43. 1 down 2 to go.
- Mandi

- 5 days ago
- 2 min read
Yesterday I woke up not in a good place.
And I don't mean geographically.
I had pain in my chest and panic and when I opened the blinds at 7.50am and was greeted with a white landscape, I knew I didn't want to travel.
I rung my driver and luckily caught him before he had set off, which he thanked me for, and let the hospital know I wouldn't be in... again.... as soon as I did that, the pains in my chest stopped, at least, and I knew I could stay in bed.
Through the day however, there was screaming, crying, my voice kept fading out, emails were sent to oncology doctors, Paul managed to finally get the dietician to instruct the local GP and pharmacy to supply my food replacement so I dont have to keep buying it ( £ 10 for 4 tiny bottles and they tell you to try and drink 6 a day 😳)
But I knew whatever I had managed to put off, was only going to have to be achieved the next day.
So today, Tuesday morning arrived, still white and freezing, but my head was in hospital mode, and I was up, showered,dressed, and collected by 11am.
Today's treatment was...... numb.......sad......silent.
Even the radiographers didn't talk to me much, I think they could see trying to engage me with anything other than my name dob and 1st line of my address might snap me back into my reality of where I was and I'd either start crying, screaming or just leave.
Like so many times as I laid on that metal table, feeling my breath brush through half pursed lips, eyelids firmly squeezed shut so I didnt see the inside of my mask so close it was almost pressing on my eyeballs.
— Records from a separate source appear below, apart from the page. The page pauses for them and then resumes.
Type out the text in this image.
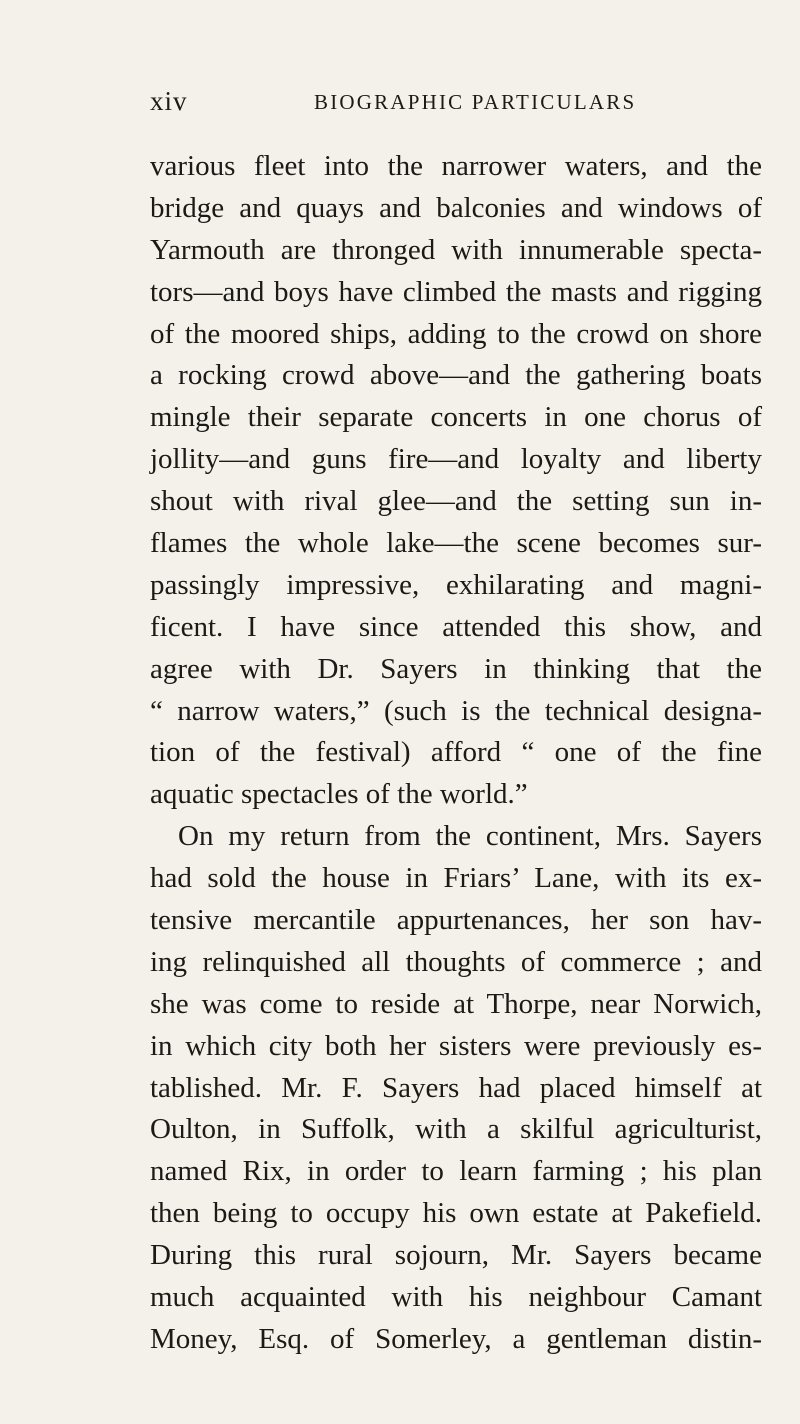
xiv	BIOGRAPHIC PARTICULARS
various fleet into the narrower waters, and the
bridge and quays and balconies and windows of
Yarmouth are thronged with innumerable specta-
tors—and boys have climbed the masts and rigging
of the moored ships, adding to the crowd on shore
a rocking crowd above—and the gathering boats
mingle their separate concerts in one chorus of
jollity—and guns fire—and loyalty and liberty
shout with rival glee—and the setting sun in-
flames the whole lake—the scene becomes sur-
passingly impressive, exhilarating and magni-
ficent. I have since attended this show, and
agree with Dr. Sayers in thinking that the
“ narrow waters,” (such is the technical designa-
tion of the festival) afford “ one of the fine
aquatic spectacles of the world.”
On my return from the continent, Mrs. Sayers
had sold the house in Friars’ Lane, with its ex-
tensive mercantile appurtenances, her son hav-
ing relinquished all thoughts of commerce ; and
she was come to reside at Thorpe, near Norwich,
in which city both her sisters were previously es-
tablished. Mr. F. Sayers had placed himself at
Oulton, in Suffolk, with a skilful agriculturist,
named Rix, in order to learn farming ; his plan
then being to occupy his own estate at Pakefield.
During this rural sojourn, Mr. Sayers became
much acquainted with his neighbour Camant
Money, Esq. of Somerley, a gentleman distin-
I thought about the last time.
I have spent every treatment wondering how that last time will feel. Counting those last few seconds of that last minute, of that last treatment.
Today it felt so close, that when they rushed in to unclip me and took the mask away I opened my eyelids and big fat tears spilled out from behind my shut lids and fell heavily down my cheeks as I sat up.
I know they saw, silently they busied themselves cleaning the table, hanging my mask back on its rack as I sat on the chair and got dressed.
As I picked up my bag and put on my face mask I walked slowly out of room 3 and no one spoke.
Tomorrow will be the penultimate treatment, and then a day to rest up and wait for Mid day Friday.
Finally I'll be living those fantasised last 30 secs and I can leave, carrying my nemesis as the only proof of the worst, most painful, terrifying, exhausting, damaging 6 weeks of my entire life.
But thats what it is, cancer, something that breaks you, kills you totally or just part of you, and leaves you changed, forever, however long you have left.